The presence of the other artists on the theme of the journey, the path, the walking, punctuates and recalls multiple horizons of glance; it underlines what we have lost and what we have been able to preserve; it opens a reflection on different possibilities to make the world we live in, from which we come, and to which we will move, intelligible, and on our "being in the world".

Michele Mathison employs objects and hard and impregnable materials, such as granite, iron, steel, which he inscribes in his totemic, often organic, sculptures, by returning their own internal narrative. All these elements are related to a community deeply tied, in particular the tilling of “mother hearth”; a community as a living body, a center of concretely lived experiences, a direct expression of its identity.

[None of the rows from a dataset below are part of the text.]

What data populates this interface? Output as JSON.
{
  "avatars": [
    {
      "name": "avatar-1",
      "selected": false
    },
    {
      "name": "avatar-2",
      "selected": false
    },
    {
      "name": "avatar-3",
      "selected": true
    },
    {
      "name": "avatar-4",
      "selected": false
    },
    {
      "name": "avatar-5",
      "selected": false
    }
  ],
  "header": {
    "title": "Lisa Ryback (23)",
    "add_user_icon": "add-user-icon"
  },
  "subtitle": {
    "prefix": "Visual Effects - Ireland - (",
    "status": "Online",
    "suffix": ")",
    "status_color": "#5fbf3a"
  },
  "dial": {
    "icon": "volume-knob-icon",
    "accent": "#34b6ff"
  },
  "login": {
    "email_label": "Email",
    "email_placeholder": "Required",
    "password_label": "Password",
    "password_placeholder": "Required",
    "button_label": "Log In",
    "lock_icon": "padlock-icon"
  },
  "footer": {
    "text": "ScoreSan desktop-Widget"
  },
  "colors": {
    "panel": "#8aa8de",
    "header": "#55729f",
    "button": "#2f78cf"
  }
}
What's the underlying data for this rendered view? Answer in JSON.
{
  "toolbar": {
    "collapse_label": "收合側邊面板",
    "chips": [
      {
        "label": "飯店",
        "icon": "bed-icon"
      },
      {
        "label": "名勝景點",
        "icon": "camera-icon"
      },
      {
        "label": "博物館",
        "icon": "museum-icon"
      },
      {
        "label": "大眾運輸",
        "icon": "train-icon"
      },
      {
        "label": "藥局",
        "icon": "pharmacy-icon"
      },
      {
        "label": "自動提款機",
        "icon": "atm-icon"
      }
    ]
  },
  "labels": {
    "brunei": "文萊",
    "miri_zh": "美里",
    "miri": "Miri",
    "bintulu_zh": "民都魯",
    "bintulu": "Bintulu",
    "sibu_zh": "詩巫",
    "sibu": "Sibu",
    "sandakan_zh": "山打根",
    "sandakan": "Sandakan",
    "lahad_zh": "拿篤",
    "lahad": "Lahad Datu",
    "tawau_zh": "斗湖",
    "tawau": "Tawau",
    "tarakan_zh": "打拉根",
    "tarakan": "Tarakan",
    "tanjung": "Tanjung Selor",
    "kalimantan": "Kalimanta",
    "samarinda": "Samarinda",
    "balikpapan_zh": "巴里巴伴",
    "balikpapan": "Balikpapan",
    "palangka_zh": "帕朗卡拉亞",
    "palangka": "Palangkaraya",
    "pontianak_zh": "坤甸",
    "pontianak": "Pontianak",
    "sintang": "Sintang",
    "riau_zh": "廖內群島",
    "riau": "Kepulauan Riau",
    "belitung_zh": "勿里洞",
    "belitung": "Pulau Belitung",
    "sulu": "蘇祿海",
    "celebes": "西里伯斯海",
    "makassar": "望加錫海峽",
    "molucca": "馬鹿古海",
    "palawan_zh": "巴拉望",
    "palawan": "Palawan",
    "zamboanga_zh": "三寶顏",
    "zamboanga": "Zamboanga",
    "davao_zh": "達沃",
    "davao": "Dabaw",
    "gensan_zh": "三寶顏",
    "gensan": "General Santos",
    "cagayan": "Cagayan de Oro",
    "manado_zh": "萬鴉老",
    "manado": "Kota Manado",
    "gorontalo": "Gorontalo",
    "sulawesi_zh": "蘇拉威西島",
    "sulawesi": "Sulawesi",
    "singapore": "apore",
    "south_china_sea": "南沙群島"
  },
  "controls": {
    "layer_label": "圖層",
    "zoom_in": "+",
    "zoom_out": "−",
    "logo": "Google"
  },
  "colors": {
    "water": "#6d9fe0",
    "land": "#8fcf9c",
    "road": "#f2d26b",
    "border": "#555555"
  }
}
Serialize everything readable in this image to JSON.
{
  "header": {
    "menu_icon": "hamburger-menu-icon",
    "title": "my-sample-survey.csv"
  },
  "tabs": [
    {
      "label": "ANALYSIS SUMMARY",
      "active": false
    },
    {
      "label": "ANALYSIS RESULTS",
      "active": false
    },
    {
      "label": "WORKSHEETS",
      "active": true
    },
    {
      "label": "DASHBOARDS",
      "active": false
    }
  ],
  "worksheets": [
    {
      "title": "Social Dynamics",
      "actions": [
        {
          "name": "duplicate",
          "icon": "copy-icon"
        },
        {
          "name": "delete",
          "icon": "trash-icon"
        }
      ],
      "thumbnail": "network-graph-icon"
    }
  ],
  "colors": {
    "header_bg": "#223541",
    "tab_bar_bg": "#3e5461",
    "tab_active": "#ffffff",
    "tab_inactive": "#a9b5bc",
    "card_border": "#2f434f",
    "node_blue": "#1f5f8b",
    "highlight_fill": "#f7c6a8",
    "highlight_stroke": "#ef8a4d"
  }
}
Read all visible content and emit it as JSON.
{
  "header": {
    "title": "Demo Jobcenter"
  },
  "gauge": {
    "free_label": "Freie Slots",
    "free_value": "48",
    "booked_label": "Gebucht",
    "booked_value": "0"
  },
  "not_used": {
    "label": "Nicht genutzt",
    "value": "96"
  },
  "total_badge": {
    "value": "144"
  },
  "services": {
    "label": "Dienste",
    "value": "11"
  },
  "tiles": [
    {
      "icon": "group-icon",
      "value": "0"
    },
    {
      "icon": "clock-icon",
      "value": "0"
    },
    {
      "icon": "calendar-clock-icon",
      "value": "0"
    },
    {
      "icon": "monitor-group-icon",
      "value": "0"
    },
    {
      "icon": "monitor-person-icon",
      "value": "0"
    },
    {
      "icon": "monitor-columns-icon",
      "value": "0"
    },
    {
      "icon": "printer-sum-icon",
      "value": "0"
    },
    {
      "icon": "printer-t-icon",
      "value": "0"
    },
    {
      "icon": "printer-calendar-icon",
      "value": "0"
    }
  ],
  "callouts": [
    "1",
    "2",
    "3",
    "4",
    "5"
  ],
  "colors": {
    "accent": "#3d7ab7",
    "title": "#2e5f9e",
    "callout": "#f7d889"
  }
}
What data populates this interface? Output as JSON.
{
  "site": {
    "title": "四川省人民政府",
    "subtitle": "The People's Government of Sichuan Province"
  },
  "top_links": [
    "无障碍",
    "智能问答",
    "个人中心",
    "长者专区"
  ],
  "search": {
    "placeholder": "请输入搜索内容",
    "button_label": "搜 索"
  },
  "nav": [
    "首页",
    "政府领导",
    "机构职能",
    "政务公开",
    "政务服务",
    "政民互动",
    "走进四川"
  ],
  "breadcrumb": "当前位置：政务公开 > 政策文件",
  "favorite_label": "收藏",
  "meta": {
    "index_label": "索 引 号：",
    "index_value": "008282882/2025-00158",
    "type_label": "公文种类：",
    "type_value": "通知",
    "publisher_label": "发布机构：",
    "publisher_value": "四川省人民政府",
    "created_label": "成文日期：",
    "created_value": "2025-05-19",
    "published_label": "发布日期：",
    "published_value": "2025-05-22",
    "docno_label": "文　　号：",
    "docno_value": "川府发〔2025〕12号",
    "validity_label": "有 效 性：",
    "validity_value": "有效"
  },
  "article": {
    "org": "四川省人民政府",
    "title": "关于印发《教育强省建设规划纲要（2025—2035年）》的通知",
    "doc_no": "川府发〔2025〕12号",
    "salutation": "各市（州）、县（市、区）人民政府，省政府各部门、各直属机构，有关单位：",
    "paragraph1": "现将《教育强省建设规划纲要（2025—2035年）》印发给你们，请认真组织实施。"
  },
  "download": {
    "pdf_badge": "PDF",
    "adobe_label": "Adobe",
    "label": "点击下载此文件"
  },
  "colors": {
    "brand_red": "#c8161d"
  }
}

Alexandra Karakashian, in the dark and lyrically mournful traces of her fallen flags / legs on pilgrimage, evokes the places from which one comes and to which one arrives; territories to be abandoned or preserved: suffering, exploited or raped, but which- in the ambivalent perspective of her work- give back to identity its dynamic character. The essentiality of her palette, the vibration of the sign on mouldable supports for painting, are centripetal elements for the gaze.

Paula Cortazar explores territories by observing how natural elements - like water, wind, weather, drought - create energy wrinkles in the places, and constantly modify them. The artist works on the energy present in nature and then encodes and engraves it on the surfaces of rocks, woods or paper. The sign, the imprint in her works often recalls the vital flows that run in our body, creating a bridge, a common language between human being and environment. The awareness of being part of the “whole”, bearers of the same energy, her works are works of hope reconciling us to accepting constant change.

In all these works the artist’s sentient body becomes a conscious body embracing the earth over which it travels, in unison with it: one becomes matrix and nurturer of the other, along a path full of memories, disorientation, a sense of inner instability, risk-taking and utopian tension towards a possible sustainable future that bring and ideally reconnects us to it and to ourselves.

Therefore, an exhibition on a social, cultural and existential journey, understood as a crossroads where the present of the passages blends with the past of remembrances, of memory and with the uncertainties of the near future. A journey that generates losses and regrets but also visions, expectations.

A cartography of conscience, as well a cartography of places.

 

The show, accompanied by a catalog printed by Gangemi Editore with a text by Marina Dacci and artists’ contributions, will be open until February 1, 2020.